School of Health and Related Research, University of Sheffield, Sheffield, UK (PJD).
Department of Epidemiology, Johns Hopkins Bloomberg School of Public Health, Baltimore, MD (JJP, DWD).
Med Decis Making. 2018 Nov;38(8):930-941. doi: 10.1177/0272989X18807438.
Cost-effectiveness models for infectious disease interventions often require transmission models that capture the indirect benefits from averted subsequent infections. Compartmental models based on ordinary differential equations are commonly used in this context. Decision trees are frequently used in cost-effectiveness modeling and are well suited to describing diagnostic algorithms. However, complex decision trees are laborious to specify as compartmental models and cumbersome to adapt, limiting the detail of algorithms typically included in transmission models.

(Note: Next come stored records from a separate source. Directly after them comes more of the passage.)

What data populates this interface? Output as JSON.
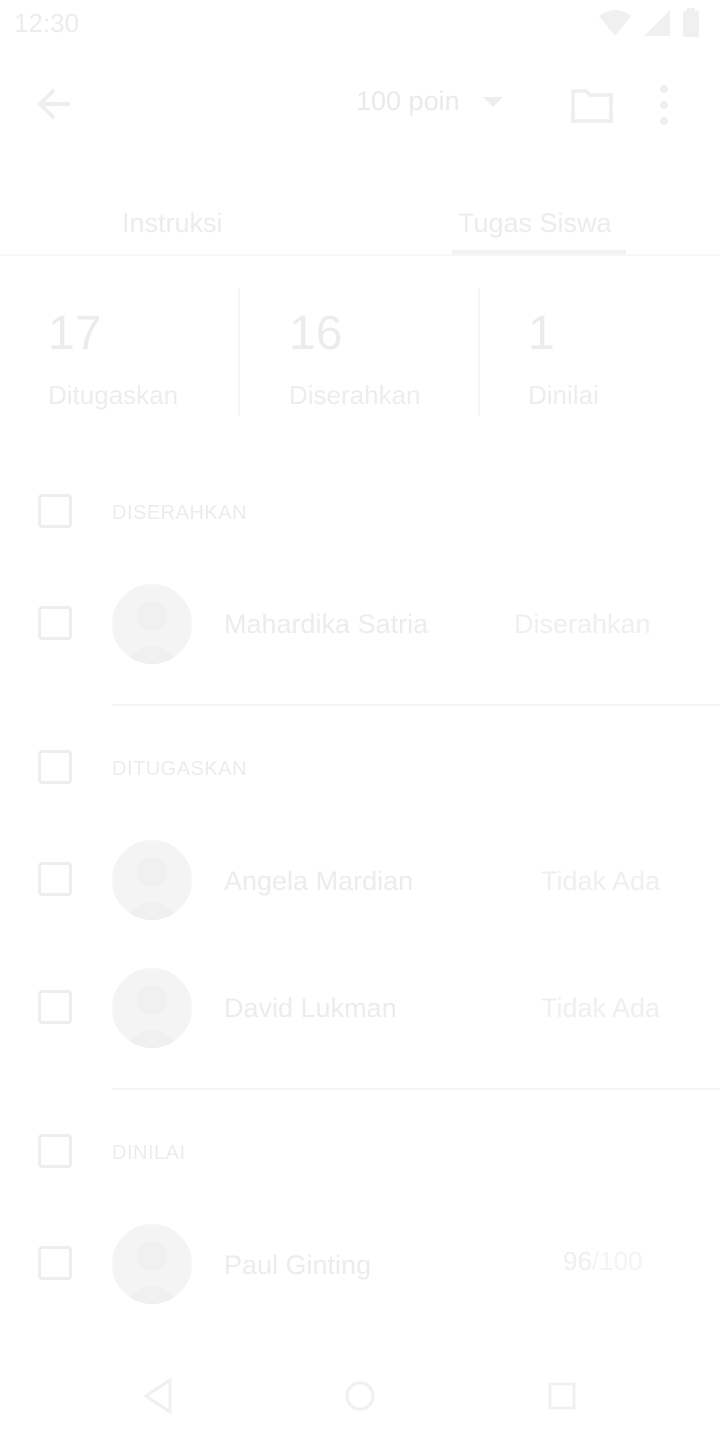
{
  "status_bar": {
    "time": "12:30"
  },
  "app_bar": {
    "points_label": "100 poin"
  },
  "tabs": [
    {
      "label": "Instruksi"
    },
    {
      "label": "Tugas Siswa"
    }
  ],
  "stats": [
    {
      "value": "17",
      "label": "Ditugaskan"
    },
    {
      "value": "16",
      "label": "Diserahkan"
    },
    {
      "value": "1",
      "label": "Dinilai"
    }
  ],
  "sections": {
    "submitted": {
      "label": "DISERAHKAN",
      "students": [
        {
          "name": "Mahardika Satria",
          "status": "Diserahkan"
        }
      ]
    },
    "assigned": {
      "label": "DITUGASKAN",
      "students": [
        {
          "name": "Angela Mardian",
          "status": "Tidak Ada"
        },
        {
          "name": "David Lukman",
          "status": "Tidak Ada"
        }
      ]
    },
    "graded": {
      "label": "DINILAI",
      "students": [
        {
          "name": "Paul Ginting",
          "score": "96",
          "score_total": "/100"
        }
      ]
    }
  },
  "colors": {
    "background": "#ffffff",
    "faded_text": "#ececec",
    "faded_line": "#f6f6f6"
  }
}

We consider an approximation replacing a decision tree with a single holding state for systems where the time scale of the diagnostic algorithm is shorter than time scales associated with disease progression or transmission. We describe recursive algorithms for calculating the outcomes and mean costs and delays associated with decision trees, as well as design strategies for computational implementation. We assess the performance of the approximation in a simple model of transmission/diagnosis and its role in simplifying a model of tuberculosis diagnostics.
When diagnostic delays were short relative to recovery rates, our approximation provided a good account of infection dynamics and the cumulative costs of diagnosis and treatment. Proportional errors were below 5% so long as the longest delay in our 2-step algorithm was under 20% of the recovery time scale. Specifying new diagnostic algorithms in our tuberculosis model was reduced from several tens to just a few lines of code.

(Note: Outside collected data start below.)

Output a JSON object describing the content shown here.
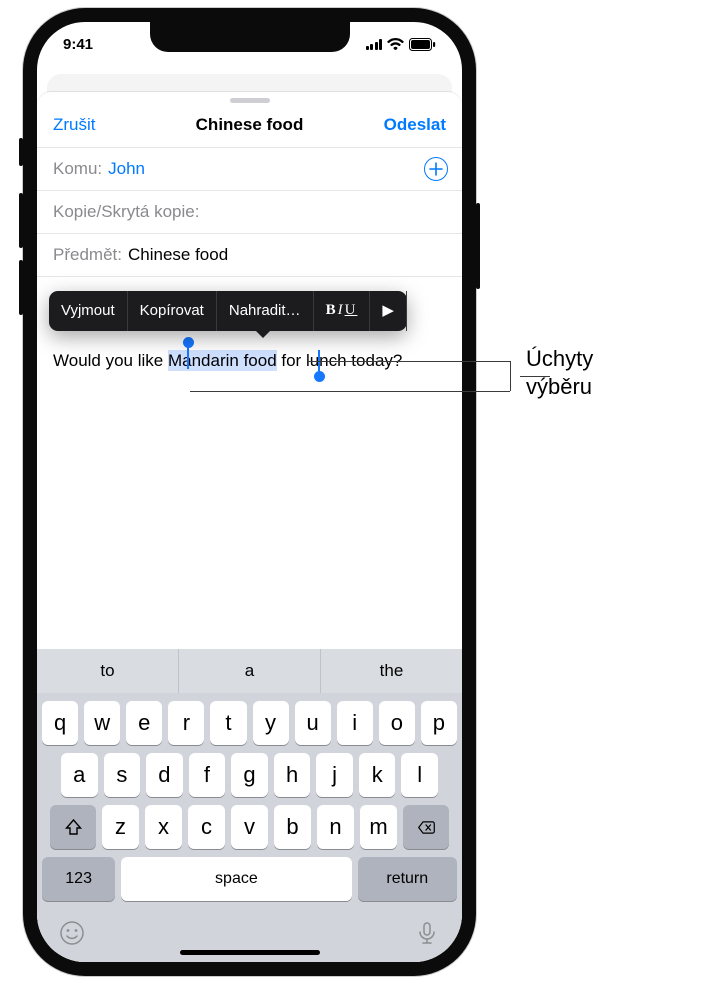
{
  "status": {
    "time": "9:41"
  },
  "nav": {
    "cancel": "Zrušit",
    "title": "Chinese food",
    "send": "Odeslat"
  },
  "fields": {
    "to_label": "Komu:",
    "to_value": "John",
    "cc_label": "Kopie/Skrytá kopie:",
    "subject_label": "Předmět:",
    "subject_value": "Chinese food"
  },
  "body": {
    "pre": "Would you like ",
    "selected": "Mandarin food",
    "post": " for lunch today?"
  },
  "editmenu": {
    "cut": "Vyjmout",
    "copy": "Kopírovat",
    "replace": "Nahradit…",
    "biu_b": "B",
    "biu_i": "I",
    "biu_u": "U",
    "more": "▶"
  },
  "predict": {
    "a": "to",
    "b": "a",
    "c": "the"
  },
  "keys": {
    "r1": [
      "q",
      "w",
      "e",
      "r",
      "t",
      "y",
      "u",
      "i",
      "o",
      "p"
    ],
    "r2": [
      "a",
      "s",
      "d",
      "f",
      "g",
      "h",
      "j",
      "k",
      "l"
    ],
    "r3": [
      "z",
      "x",
      "c",
      "v",
      "b",
      "n",
      "m"
    ],
    "k123": "123",
    "space": "space",
    "return": "return"
  },
  "callout": {
    "line1": "Úchyty",
    "line2": "výběru"
  }
}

For conditions characterized by a diagnostic process that is neither instantaneous nor protracted (relative to transmission dynamics), this novel approach retains the advantages of decision trees while embedding them in more complex models of disease transmission. Concise specification and code reuse increase transparency and reduce potential for error.
传染病干预措施的成本效益模型通常需要能够捕捉到避免后续感染所带来的间接收益的传播模型。基于常微分方程的房室模型在这种情况下被广泛应用。决策树常用于成本效益建模,非常适合描述诊断算法。然而,复杂的决策树很难作为房室模型来指定,并且难以适应,限制了通常包含在传播模型中的算法的详细程度。
我们考虑了一种近似方法,即用单个保留状态替换决策树,适用于诊断算法的时间尺度比疾病进展或传播相关的时间尺度短的系统。我们描述了用于计算决策树相关的结果和平均成本和延迟的递归算法,以及用于计算实现的设计策略。我们评估了该近似方法在传播/诊断的简单模型中的性能,以及其在简化结核病诊断模型中的作用。
当诊断延迟相对于恢复率较短时,我们的近似方法很好地描述了感染动态以及诊断和治疗的累积成本。只要我们的两步算法中最长的延迟不超过恢复时间尺度的 20%,则比例误差低于 5%。在我们的结核病模型中指定新的诊断算法,从数十行减少到只有几行代码。
对于具有诊断过程既不是即时的也不是漫长的(相对于传播动态)的情况,这种新方法保留了决策树的优势,同时将其嵌入更复杂的疾病传播模型中。简洁的规范和代码重用提高了透明度并减少了出错的可能性。